The Aurora Review

Summer 2005



Yellow Brick Road by Kim Stratford

Yellow Brick Road
by Kim Stratford

Ravelling
by Linda Maxwell

I wrote “Ravelling” at a time when catastrophic and seemingly unrelated incidences had my life 
splintering around me. It was a time when only words were left to give my life shape.
At the same time the fact that I could write these words told me that I knew I’d make it.
– Linda Maxwell, June 2005

     I’ve been pondering (colds are actually good for something after all) the process by which our lives can unravel. A thread in our fabric, our vivid, precious, carefully woven tapestry, can pull and the unravelling happens before our eyes. It can happen quickly – so quickly, we can only watch in open mouthed horror as the thread unravels...unravels...unravels and we’re left wondering how we can stop it. Sometimes we can slow it down. Sometimes we can stop it altogether. Sometimes we are left holding the thread – that long, long disconnected thread, in our hands and wonder how it all started. But even as we stand there, attempting to make sense of the painfulness and destruction of unravelling...even before we can work out how to mend the gaping hole in the tapestry, another thread begins to unravel. A long way from the other one and apart from the link that they are from the same tapestry, they are seemingly unconnected. And it’s another long, long thread, one that coloured the whole tapestry. Stunned, we realise any skills we may have developed from the last rescue seem useless in our damage control this time.

     Yet somehow the process of unravelling has stopped again for a while. Later, it’s hard to remember what halted it and sometimes it doesn’t seem very important to know how it stopped, just as it’s not always important to know why it began in the first place. My beautiful tapestry is in ruins – there is seemingly little that is left intact and recognisable. But I knew that before. I knew it would be smeared and patchy, damaged and unlovely. My fingers carefully trace over what’s left and feel the patterns and pictures that have changed shape, coloured by the massive unravelling. Pictures I thought I knew so well, I would’ve bet anything on knowing the stories those pictures told. But I had never really looked and felt those pictures on my tapestry and now they aren’t the same to me. They were all altered in the unravelling. I move away from the tapestry and my frightened eyes see through those large gaps to the shadows of what lies beneath. Is it just emptiness, that darkness there? We have a choice – we don’t have to look. But to not look is worse and I know that if I don’t, I’ll always be frightened of that darkness.
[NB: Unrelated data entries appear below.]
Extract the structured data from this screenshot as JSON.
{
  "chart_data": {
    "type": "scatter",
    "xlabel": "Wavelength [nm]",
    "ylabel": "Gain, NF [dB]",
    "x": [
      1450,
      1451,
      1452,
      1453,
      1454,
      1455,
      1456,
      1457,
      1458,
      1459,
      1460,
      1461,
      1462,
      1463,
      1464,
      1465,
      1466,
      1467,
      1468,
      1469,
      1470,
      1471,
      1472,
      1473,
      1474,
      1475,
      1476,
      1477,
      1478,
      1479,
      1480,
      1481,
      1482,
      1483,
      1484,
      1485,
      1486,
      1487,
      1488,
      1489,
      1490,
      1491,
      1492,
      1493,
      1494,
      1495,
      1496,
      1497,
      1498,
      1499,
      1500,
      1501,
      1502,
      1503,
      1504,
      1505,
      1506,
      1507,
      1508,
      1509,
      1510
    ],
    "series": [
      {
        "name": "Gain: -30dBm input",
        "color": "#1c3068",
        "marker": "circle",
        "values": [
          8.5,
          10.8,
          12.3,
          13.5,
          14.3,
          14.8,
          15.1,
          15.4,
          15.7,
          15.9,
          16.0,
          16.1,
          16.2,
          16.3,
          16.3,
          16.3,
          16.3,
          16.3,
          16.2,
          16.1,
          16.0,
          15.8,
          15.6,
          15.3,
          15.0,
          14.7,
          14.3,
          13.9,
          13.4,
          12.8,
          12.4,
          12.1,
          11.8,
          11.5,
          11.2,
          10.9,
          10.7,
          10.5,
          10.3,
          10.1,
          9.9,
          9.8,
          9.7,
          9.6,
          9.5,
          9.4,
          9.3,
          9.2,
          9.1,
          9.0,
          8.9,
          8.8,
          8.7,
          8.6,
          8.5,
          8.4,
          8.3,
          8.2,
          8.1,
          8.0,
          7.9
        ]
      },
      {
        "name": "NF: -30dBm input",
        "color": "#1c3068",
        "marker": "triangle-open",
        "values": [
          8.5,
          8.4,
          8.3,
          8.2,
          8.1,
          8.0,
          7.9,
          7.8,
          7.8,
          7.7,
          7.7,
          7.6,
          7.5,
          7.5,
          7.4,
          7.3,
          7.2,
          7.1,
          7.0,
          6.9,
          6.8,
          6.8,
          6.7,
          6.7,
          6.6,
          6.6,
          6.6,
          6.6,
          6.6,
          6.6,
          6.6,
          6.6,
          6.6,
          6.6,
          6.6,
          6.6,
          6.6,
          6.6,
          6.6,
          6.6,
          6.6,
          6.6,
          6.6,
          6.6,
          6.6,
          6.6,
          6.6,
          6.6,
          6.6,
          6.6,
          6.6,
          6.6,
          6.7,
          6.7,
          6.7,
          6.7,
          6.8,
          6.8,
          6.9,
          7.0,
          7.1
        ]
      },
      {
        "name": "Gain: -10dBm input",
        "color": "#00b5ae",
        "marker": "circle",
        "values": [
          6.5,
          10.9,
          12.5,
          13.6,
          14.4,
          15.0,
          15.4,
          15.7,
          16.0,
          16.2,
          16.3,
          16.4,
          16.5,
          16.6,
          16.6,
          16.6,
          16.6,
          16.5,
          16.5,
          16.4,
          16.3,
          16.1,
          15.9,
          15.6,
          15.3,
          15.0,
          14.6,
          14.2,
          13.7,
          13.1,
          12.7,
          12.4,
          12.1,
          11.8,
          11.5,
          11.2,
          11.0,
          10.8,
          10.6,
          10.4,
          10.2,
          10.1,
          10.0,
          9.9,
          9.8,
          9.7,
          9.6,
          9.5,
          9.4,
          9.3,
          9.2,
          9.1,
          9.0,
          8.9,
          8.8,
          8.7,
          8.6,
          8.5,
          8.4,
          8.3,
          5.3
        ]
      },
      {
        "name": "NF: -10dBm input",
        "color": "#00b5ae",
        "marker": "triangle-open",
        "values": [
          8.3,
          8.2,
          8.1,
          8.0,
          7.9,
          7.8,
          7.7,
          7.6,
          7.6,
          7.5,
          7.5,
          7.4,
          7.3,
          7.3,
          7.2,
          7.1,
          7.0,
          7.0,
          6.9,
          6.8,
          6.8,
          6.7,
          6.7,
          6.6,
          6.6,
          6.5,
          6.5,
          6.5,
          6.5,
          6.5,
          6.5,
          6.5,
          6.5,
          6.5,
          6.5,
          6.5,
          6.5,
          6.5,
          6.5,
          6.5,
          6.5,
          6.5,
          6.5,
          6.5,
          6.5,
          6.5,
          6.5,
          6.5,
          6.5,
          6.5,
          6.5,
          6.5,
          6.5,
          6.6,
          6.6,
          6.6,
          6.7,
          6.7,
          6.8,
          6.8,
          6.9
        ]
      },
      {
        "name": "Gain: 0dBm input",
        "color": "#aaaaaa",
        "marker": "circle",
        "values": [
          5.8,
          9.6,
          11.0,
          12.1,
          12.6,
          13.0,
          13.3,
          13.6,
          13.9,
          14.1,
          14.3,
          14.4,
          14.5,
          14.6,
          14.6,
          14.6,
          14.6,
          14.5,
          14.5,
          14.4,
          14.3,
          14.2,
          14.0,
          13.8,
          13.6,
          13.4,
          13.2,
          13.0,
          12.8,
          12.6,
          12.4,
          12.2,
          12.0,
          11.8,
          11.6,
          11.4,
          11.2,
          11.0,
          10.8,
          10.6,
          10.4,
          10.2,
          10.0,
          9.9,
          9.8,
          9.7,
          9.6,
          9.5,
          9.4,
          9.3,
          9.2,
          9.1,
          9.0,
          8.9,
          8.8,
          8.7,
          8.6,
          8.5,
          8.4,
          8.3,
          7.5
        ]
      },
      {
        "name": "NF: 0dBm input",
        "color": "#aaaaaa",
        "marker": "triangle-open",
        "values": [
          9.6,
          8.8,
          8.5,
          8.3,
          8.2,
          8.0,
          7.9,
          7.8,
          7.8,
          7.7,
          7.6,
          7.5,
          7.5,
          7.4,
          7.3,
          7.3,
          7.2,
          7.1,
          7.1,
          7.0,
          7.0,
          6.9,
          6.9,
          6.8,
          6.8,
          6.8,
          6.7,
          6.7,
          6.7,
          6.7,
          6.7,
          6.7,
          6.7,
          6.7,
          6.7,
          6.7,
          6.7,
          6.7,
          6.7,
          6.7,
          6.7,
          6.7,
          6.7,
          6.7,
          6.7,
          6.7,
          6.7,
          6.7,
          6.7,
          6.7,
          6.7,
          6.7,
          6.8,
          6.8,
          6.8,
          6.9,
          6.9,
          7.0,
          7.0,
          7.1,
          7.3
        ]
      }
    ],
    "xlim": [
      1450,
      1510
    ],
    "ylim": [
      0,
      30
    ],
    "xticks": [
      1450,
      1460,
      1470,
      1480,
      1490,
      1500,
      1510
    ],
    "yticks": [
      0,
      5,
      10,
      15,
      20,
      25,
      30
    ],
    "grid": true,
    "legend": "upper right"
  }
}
     It takes a long time...peering into that darkness. To be honest, I’m still not sure what I saw, but I do know the darkness wasn’t emptiness. It was something else...something deep and substantial, yet it still had “give” in it. Most importantly, it was nothing to be frightened of, or ashamed of. With relief, I realise that what lies beneath is more than strong enough to lay my tapestry on. My old tapestry sometimes felt as if it was simply covering the darkness, but now it will be a part of what lies beneath. My tapestry will be given substance and lustre because of what lies beneath.

     So I start from the beginning – a very good place to start! I have what lies beneath and I have my damaged tapestry, and all the old threads. I carefully sort through them and I discard some – they are ugly and damaged beyond repair and I don’t choose to ravel them into my new/old tapestry. Here are some interesting old threads; a little sad and worn, but still richly coloured and surprisingly durable. With my eyes closed, I feel the old patterns and stories – they are there and will always be there. I don’t want to change them, and some will be left untouched. Others need threads added to them and I pick out those old threads and they are again part of the picture. But I know those threads now...held them between my fingers and seen them for what they really are.

     The process of ravelling will take the rest of my life. New pictures will be added to old ones and threads I thought were short, will prove to be long ones. As my fingers and mind have played out this story about ravelling, I’ve made two discoveries. The first, that the pictures on my tapestry aren’t single dimensional paintings – my tapestry isn’t Still Life. I know this because I see that the pictures never stop moving…it’s not simply that the pictures are added to, as a continuing story, but that they have Life with all its senses.

     What else? I’ve almost forgotten. Ah yes – the other discovery is the knowledge that with my precious, surprisingly beautiful tapestry firmly attached to deep substance, it won’t be so easy for it to unravel again. I have no doubt threads will unravel...they have a habit of doing that, do they not? But the difference is that I’ll never again be frightened of what lies beneath.

     This smacks of a pithy ending. It’s not.